Studies Examine Pain Perception, Diabetes Management
- "When Race Matters: Disagreement in Pain Perception Between Patients and Their Physicians in Primary Care," Journal of the National Medical Association: The study examined how patients and physicians can differ in their assessment of chronic pain unrelated to cancer. For the study, researcher Lisa Staton of the University of Tennessee-Chattanooga College of Medicine and colleagues surveyed 463 patients and their doctors at 12 primary care centers. Thirty-nine percent of participants were black and 47% were white. Using a scale of zero to 10 to measure pain intensity -- with 10 being the most unbearable pain -- patients were asked to rate their pain. Physicians also were asked to rate the amount of pain they believed the patient to be in. Researchers found that physicians were two times more likely to underestimate a black patient's pain than that of all other patients combined. The report called for further research into the finding, as well as whether improvements in cultural competence and communication can address the issue (Staton et al., JNMA, May 2007).

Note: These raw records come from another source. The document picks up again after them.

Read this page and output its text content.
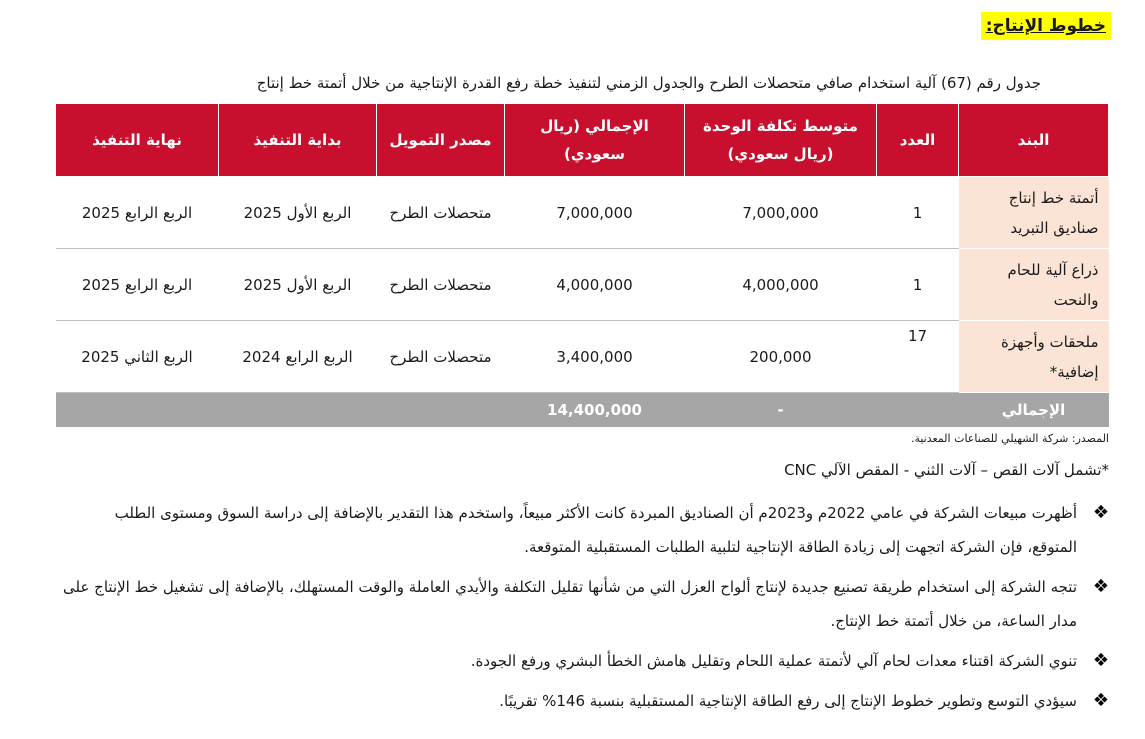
خطوط الإنتاج:
جدول رقم (67) آلية استخدام صافي متحصلات الطرح والجدول الزمني لتنفيذ خطة رفع القدرة الإنتاجية من خلال أتمتة خط إنتاج
البند	العدد	متوسط تكلفة الوحدة (ريال سعودي)	الإجمالي (ريال سعودي)	مصدر التمويل	بداية التنفيذ	نهاية التنفيذ
أتمتة خط إنتاج صناديق التبريد	1	7,000,000	7,000,000	متحصلات الطرح	الربع الأول 2025	الربع الرابع 2025
ذراع آلية للحام والنحت	1	4,000,000	4,000,000	متحصلات الطرح	الربع الأول 2025	الربع الرابع 2025
ملحقات وأجهزة إضافية*	17	200,000	3,400,000	متحصلات الطرح	الربع الرابع 2024	الربع الثاني 2025
الإجمالي		-	14,400,000			
المصدر: شركة الشهيلي للصناعات المعدنية.
*تشمل آلات القص – آلات الثني - المقص الآلي CNC
❖
أظهرت مبيعات الشركة في عامي 2022م و2023م أن الصناديق المبردة كانت الأكثر مبيعاً، واستخدم هذا التقدير بالإضافة إلى دراسة السوق ومستوى الطلب المتوقع، فإن الشركة اتجهت إلى زيادة الطاقة الإنتاجية لتلبية الطلبات المستقبلية المتوقعة.
❖
تتجه الشركة إلى استخدام طريقة تصنيع جديدة لإنتاج ألواح العزل التي من شأنها تقليل التكلفة والأيدي العاملة والوقت المستهلك، بالإضافة إلى تشغيل خط الإنتاج على مدار الساعة، من خلال أتمتة خط الإنتاج.
❖
تنوي الشركة اقتناء معدات لحام آلي لأتمتة عملية اللحام وتقليل هامش الخطأ البشري ورفع الجودة.
❖
سيؤدي التوسع وتطوير خطوط الإنتاج إلى رفع الطاقة الإنتاجية المستقبلية بنسبة 146% تقريبًا.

- "Understanding 'Masculinity' and the Challenges of Managing Type-2 Diabetes among African-American Men," Journal of the National Medical Association: The study examined how cultural aspects and masculinity of black men affect management of type 2 diabetes. Researcher Leandris Liburd of CDC's Division of Adult and Community Health and Division of Diabetes Translation and colleagues conducted in-depth interviews with 16 black men with type 2 diabetes in Raleigh, N.C. Researchers asked participants questions about what they fear most about having diabetes, how people treated them differently because of their condition, how a diabetes diagnosis affects their self image and what reactions they've received when telling others about their condition. The preliminary results of the study suggest that the requirements of diabetes self-management conflict with the traditional sex roles and behaviors of black men, which can lead to patients not adhering to proper diabetes management. Researchers concluded that understanding black men's gender identity could improve patient outcomes (Liburd et al., Journal of the National Medical Association, May 2007).